Inverkeithing Civic Centre is a municipal building in the town of Inverkeithing in Fife, Scotland.

== History ==
Inverkeithing town hall had served municipal functions in Inverkeithing since 1755, but by the mid 20th century Inverkeithing's population had grown from 1,684 in 1755 to 5,139 in 1951. A modern, larger municipal building was needed.

Inverkeithing civic centre was originally built in 1960 by Sir Frank Mears and Partners (under the direction of R J Naismith), who were also was responsible for much of the modern urban architecture of the burgh. The building has been renovated since.

Reopening dedication by John Swinney MSP.

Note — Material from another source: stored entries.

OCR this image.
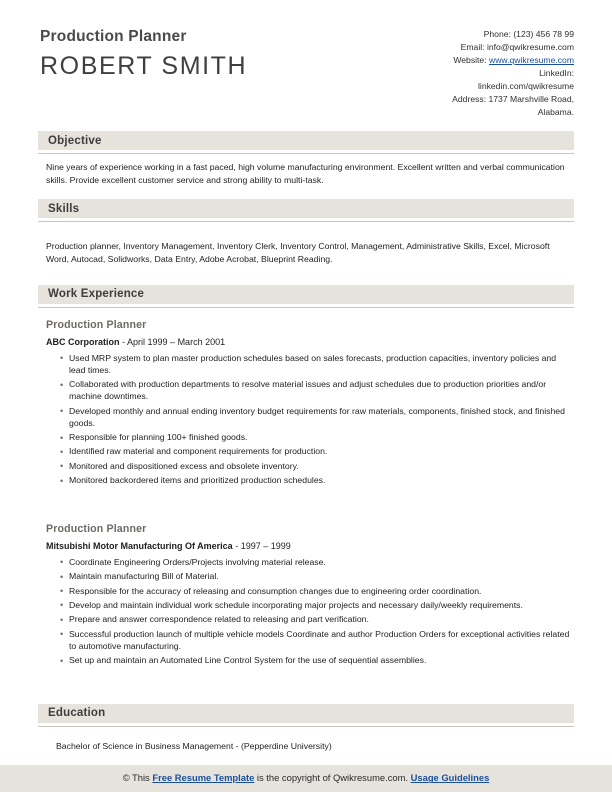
Production Planner
ROBERT SMITH
Phone: (123) 456 78 99
Email: info@qwikresume.com
Website: www.qwikresume.com
LinkedIn:
linkedin.com/qwikresume
Address: 1737 Marshville Road,
Alabama.
Objective
Nine years of experience working in a fast paced, high volume manufacturing environment. Excellent written and verbal communication skills. Provide excellent customer service and strong ability to multi-task.
Skills
Production planner, Inventory Management, Inventory Clerk, Inventory Control, Management, Administrative Skills, Excel, Microsoft Word, Autocad, Solidworks, Data Entry, Adobe Acrobat, Blueprint Reading.
Work Experience
Production Planner
ABC Corporation - April 1999 – March 2001
• Used MRP system to plan master production schedules based on sales forecasts, production capacities, inventory policies and lead times.
• Collaborated with production departments to resolve material issues and adjust schedules due to production priorities and/or machine downtimes.
• Developed monthly and annual ending inventory budget requirements for raw materials, components, finished stock, and finished goods.
• Responsible for planning 100+ finished goods.
• Identified raw material and component requirements for production.
• Monitored and dispositioned excess and obsolete inventory.
• Monitored backordered items and prioritized production schedules.
Production Planner
Mitsubishi Motor Manufacturing Of America - 1997 – 1999
• Coordinate Engineering Orders/Projects involving material release.
• Maintain manufacturing Bill of Material.
• Responsible for the accuracy of releasing and consumption changes due to engineering order coordination.
• Develop and maintain individual work schedule incorporating major projects and necessary daily/weekly requirements.
• Prepare and answer correspondence related to releasing and part verification.
• Successful production launch of multiple vehicle models Coordinate and author Production Orders for exceptional activities related to automotive manufacturing.
• Set up and maintain an Automated Line Control System for the use of sequential assemblies.
Education
Bachelor of Science in Business Management - (Pepperdine University)
© This Free Resume Template is the copyright of Qwikresume.com. Usage Guidelines
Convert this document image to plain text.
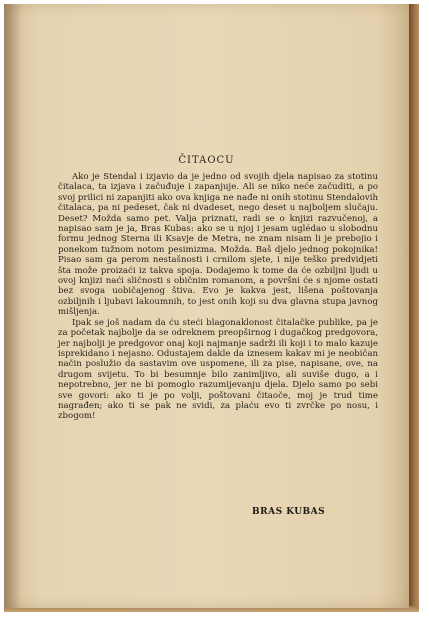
ČITAOCU

Ako je Stendal i izjavio da je jedno od svojih djela napisao za stotinu čitalaca, ta izjava i začuđuje i zapanjuje. Ali se niko neće začuditi, a po svoj prilici ni zapanjiti ako ova knjiga ne nađe ni onih stotinu Stendalovih čitalaca, pa ni pedeset, čak ni dvadeset, nego deset u najboljem slučaju. Deset? Možda samo pet. Valja priznati, radi se o knjizi razvučenoj, a napisao sam je ja, Bras Kubas: ako se u njoj i jesam uglédao u slobodnu formu jednog Sterna ili Ksavje de Metra, ne znam nisam li je prebojio i ponekom tužnom notom pesimizma. Možda. Baš djelo jednog pokojnika! Pisao sam ga perom nestašnosti i crnilom sjete, i nije teško predvidjeti šta može proizaći iz takva spoja. Dodajemo k tome da će ozbiljni ljudi u ovoj knjizi naći sličnosti s običnim romanom, a površni će s njome ostati bez svoga uobičajenog štiva. Evo je kakva jest, lišena poštovanja ozbiljnih i ljubavi lakoumnih, to jest onih koji su dva glavna stupa javnog mišljenja.

Ipak se još nadam da ću steći blagonaklonost čitalačke publike, pa je za početak najbolje da se odreknem preopširnog i dugačkog predgovora, jer najbolji je predgovor onaj koji najmanje sadrži ili koji i to malo kazuje isprekidano i nejasno. Odustajem dakle da iznesem kakav mi je neobičan način poslužio da sastavim ove uspomene, ili za pise, napisane, ove, na drugom svijetu. To bi besumnje bilo zanimljivo, ali suviše dugo, a i nepotrebno, jer ne bi pomoglo razumijevanju djela. Djelo samo po sebi sve govori: ako ti je po volji, poštovani čitaoče, moj je trud time nagrađen; ako ti se pak ne svidi, za plaću evo ti zvrčke po nosu, i zbogom!

BRAS KUBAS
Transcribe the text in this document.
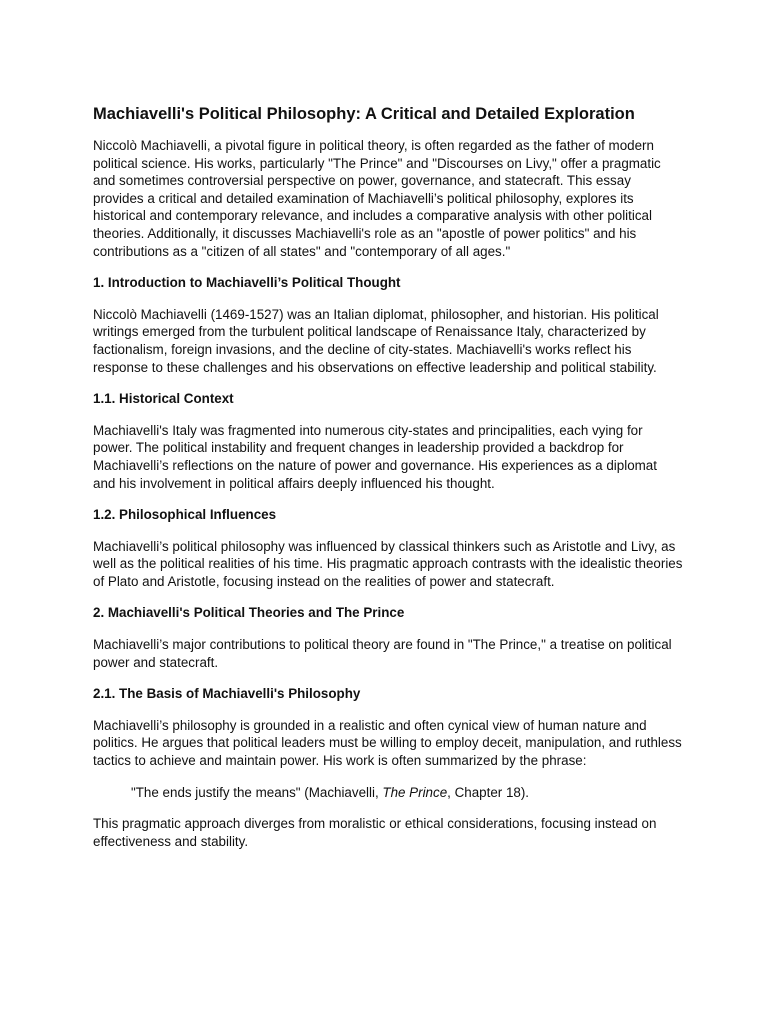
Machiavelli's Political Philosophy: A Critical and Detailed Exploration

Niccolò Machiavelli, a pivotal figure in political theory, is often regarded as the father of modern political science. His works, particularly "The Prince" and "Discourses on Livy," offer a pragmatic and sometimes controversial perspective on power, governance, and statecraft. This essay provides a critical and detailed examination of Machiavelli’s political philosophy, explores its historical and contemporary relevance, and includes a comparative analysis with other political theories. Additionally, it discusses Machiavelli's role as an "apostle of power politics" and his contributions as a "citizen of all states" and "contemporary of all ages."

1. Introduction to Machiavelli’s Political Thought

Niccolò Machiavelli (1469-1527) was an Italian diplomat, philosopher, and historian. His political writings emerged from the turbulent political landscape of Renaissance Italy, characterized by factionalism, foreign invasions, and the decline of city-states. Machiavelli's works reflect his response to these challenges and his observations on effective leadership and political stability.

1.1. Historical Context

Machiavelli's Italy was fragmented into numerous city-states and principalities, each vying for power. The political instability and frequent changes in leadership provided a backdrop for Machiavelli’s reflections on the nature of power and governance. His experiences as a diplomat and his involvement in political affairs deeply influenced his thought.

1.2. Philosophical Influences

Machiavelli’s political philosophy was influenced by classical thinkers such as Aristotle and Livy, as well as the political realities of his time. His pragmatic approach contrasts with the idealistic theories of Plato and Aristotle, focusing instead on the realities of power and statecraft.

2. Machiavelli's Political Theories and The Prince

Machiavelli’s major contributions to political theory are found in "The Prince," a treatise on political power and statecraft.

2.1. The Basis of Machiavelli's Philosophy

Machiavelli’s philosophy is grounded in a realistic and often cynical view of human nature and politics. He argues that political leaders must be willing to employ deceit, manipulation, and ruthless tactics to achieve and maintain power. His work is often summarized by the phrase:

"The ends justify the means" (Machiavelli, The Prince, Chapter 18).

This pragmatic approach diverges from moralistic or ethical considerations, focusing instead on effectiveness and stability.
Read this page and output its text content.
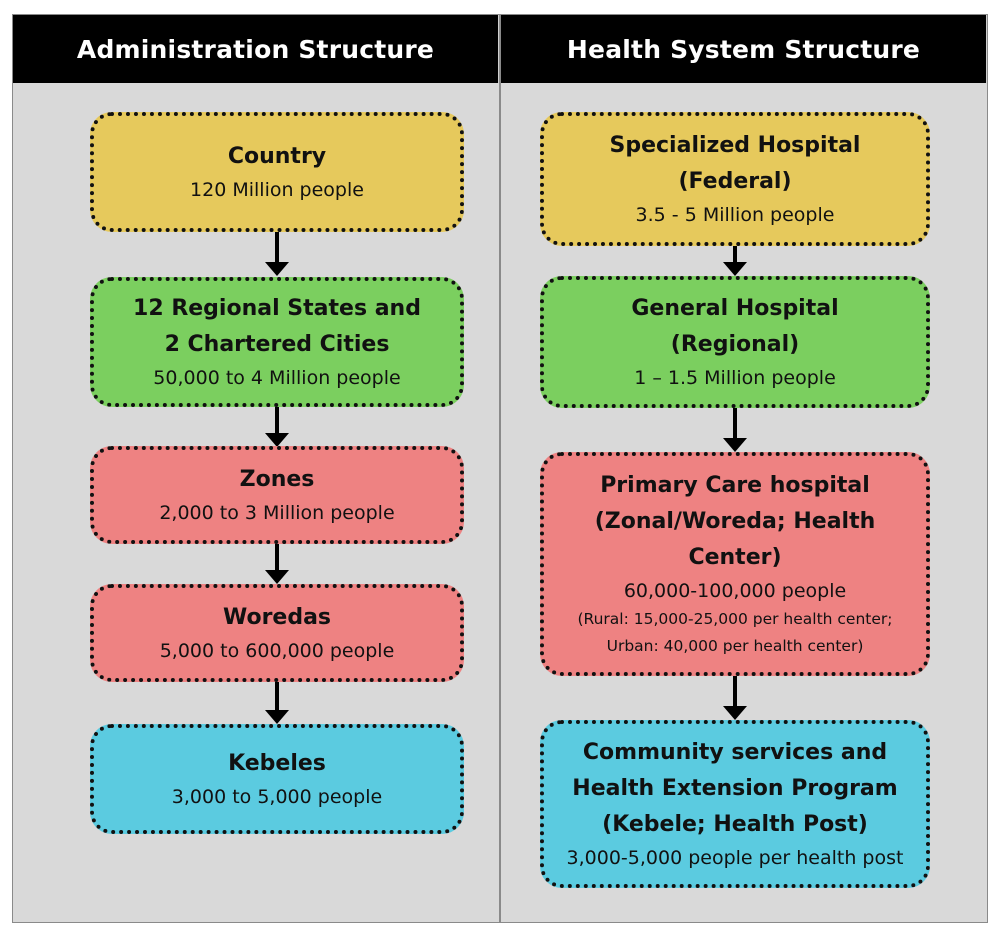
Administration Structure	Health System Structure
Country
120 Million people
12 Regional States and
2 Chartered Cities
50,000 to 4 Million people
Zones
2,000 to 3 Million people
Woredas
5,000 to 600,000 people
Kebeles
3,000 to 5,000 people
Specialized Hospital
(Federal)
3.5 - 5 Million people
General Hospital
(Regional)
1 – 1.5 Million people
Primary Care hospital
(Zonal/Woreda; Health
Center)
60,000-100,000 people
(Rural: 15,000-25,000 per health center;
Urban: 40,000 per health center)
Community services and
Health Extension Program
(Kebele; Health Post)
3,000-5,000 people per health post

The building was extensively renovated in 2008, and was re opened on 28 October 2008 by John Swinney MSP, serving as Finance Secretary of Scotland.

== Current Functions ==
As well as performing council functions, Inverkeithing civic centre has a library and heritage centre. The building hosts community use sports, has meeting rooms and a café. The civic centre hosts events in music and comedy.

== Heritage permanent collection ==
The civic centre has a permanent collection of historic artefacts from the burgh of Inverkeithing.
1559 carved stone, found re-used in a building of the 18th century.
Oil painting of Captain James Scott (1767-1850), master of the Queensferry passage.